Comparison of Sequencing Instruments (Wish they Included PacBio)
Here is a good paper comparing various sequencing technologies and options. Wish they included PacBio. They have an interesting chart comparing k-mer frequencies from various technologies. That method will not work with PacBio however, because very few 31-mers stay intact with 85% indel rate in PacBio.
Abstract
The fully annotated genome sequence of the European strain, 26695 was first published in 1997 and, in 1999, it was directly compared to the USA isolate J99, promoting two standard laboratory isolates for Helicobacter pylori (H. pylori) research. With the genomic scaffolds available from these important genomes and the advent of benchtop high-throughput sequencing technology, a bacterial genome can now be sequenced within a few days. We sequenced and analysed strains J99 and 26695 using the benchtop-sequencing machines Ion Torrent PGM and the Illumina MiSeq Nextera and Nextera XT methodologies. Using publically available algorithms, we analysed the raw data and interrogated both genomes by mapping the data and by de novo assembly. We compared the accuracy of the coding sequence assemblies to the originally published sequences. With the Ion Torrent PGM, we found an inherently high-error rate in the raw sequence data. Using the Illumina MiSeq, we found significantly more non-covered nucleotides when using the less expensive Illumina Nextera XT compared with the Illumina Nextera library creation method. We found the most accurate de novo assemblies using the Nextera technology, however, extracting an accurate multi-locus sequence type was inconsistent compared to the Ion Torrent PGM. We found the cagPAI failed to assemble onto a single contig in all technologies but was more accurate using the Nextera. Our results indicate the Illumina MiSeq Nextera method is the most accurate for de novo whole genome sequencing of H. pylori.

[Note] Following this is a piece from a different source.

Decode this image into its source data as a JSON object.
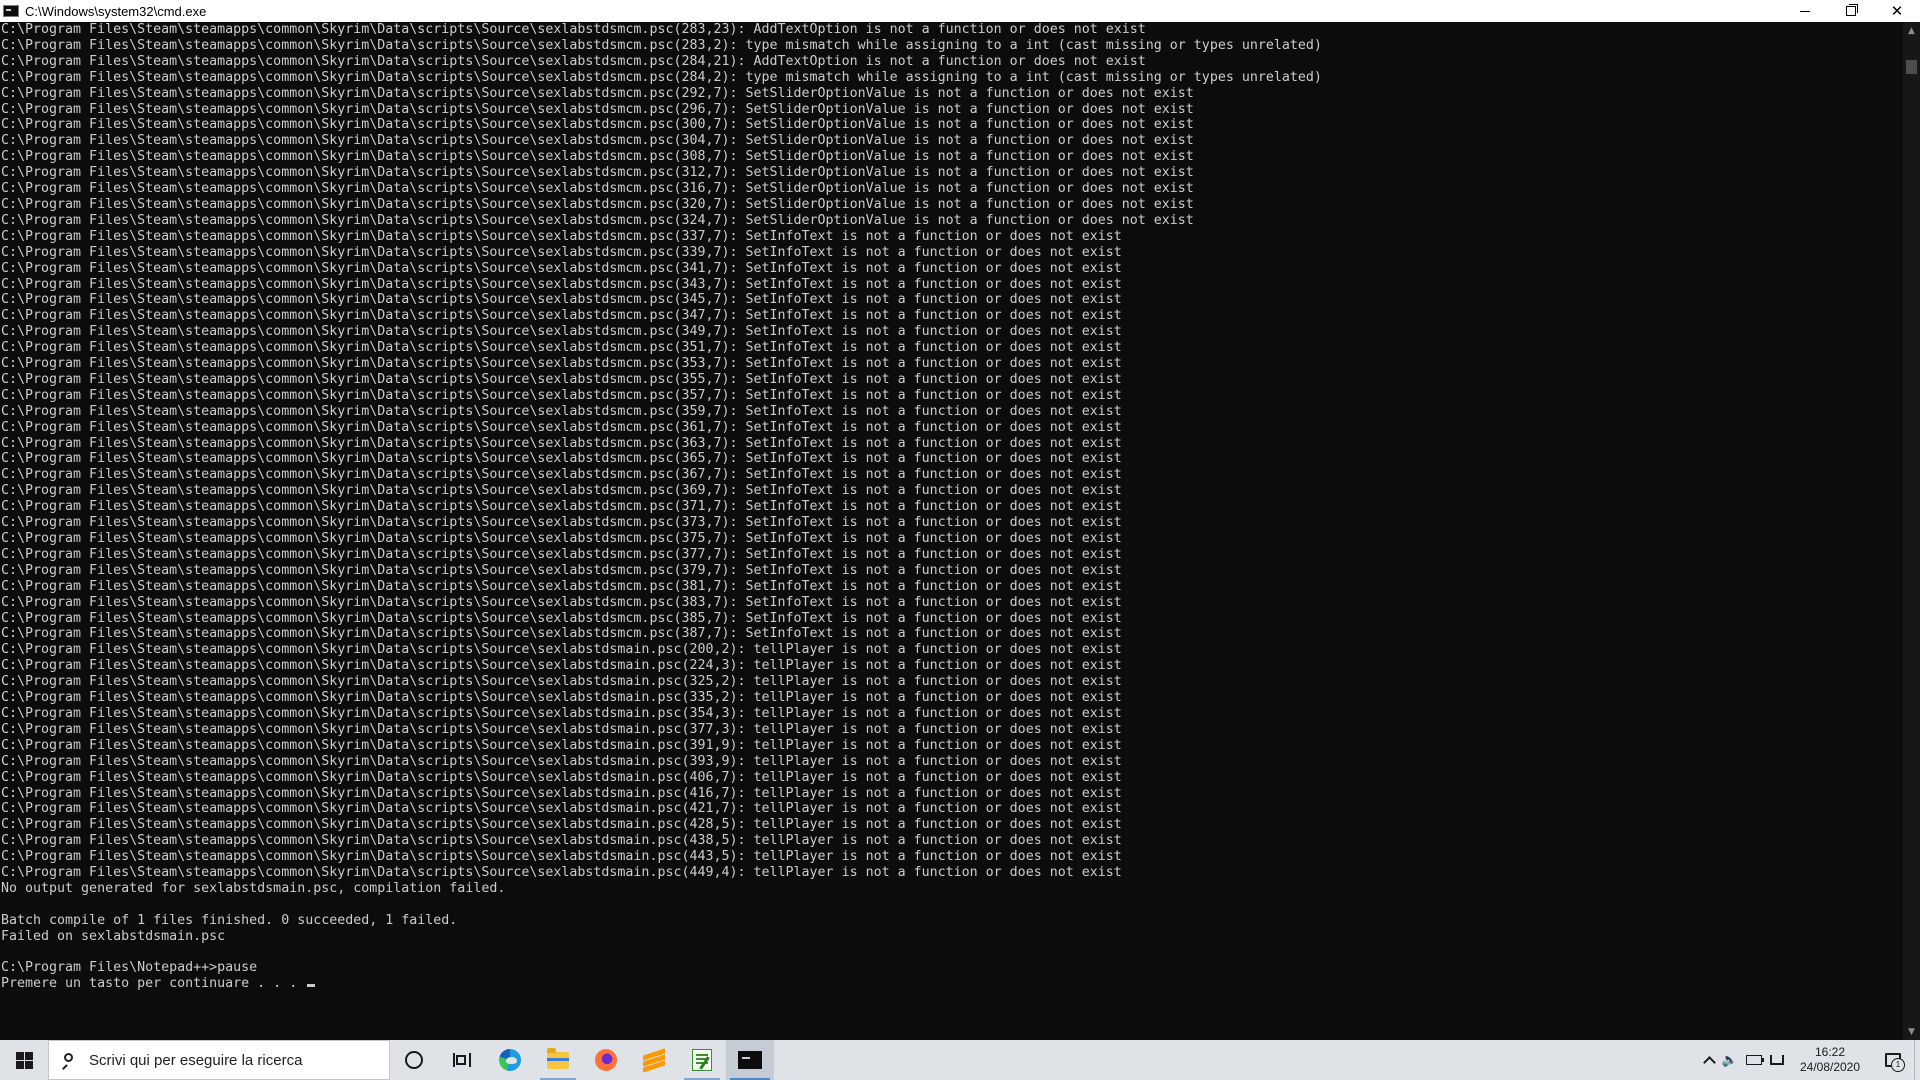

The paper also mentioned observing different GC-content from different technologies.
Unique 31-mers in the output sequence data are expected to be errors given there is adequate depth to cover each genome more than 50-times. To determine if these mapped unique 31-mers were similar in GC content to highly covered regions, we compared their GC content to 105, randomly chosen, highly frequent 31-mers (occurring at a frequency between 20 and 50). This analysis may provide insights as to the reason for the low coverage. We found significant differences in GC content across all sequencing technologies and library preparation methods (Figure S4 and Table 2). The GC content of the Ion Torrent mapped unique reads was significantly higher for both genomes, suggesting a technical reason for the lack of coverage. Interestingly, the GC content of unique 31-mers that map to the reference genomes derived by the Illumina library preparation methods (Nextera and Nextera XT) identified conflicting results.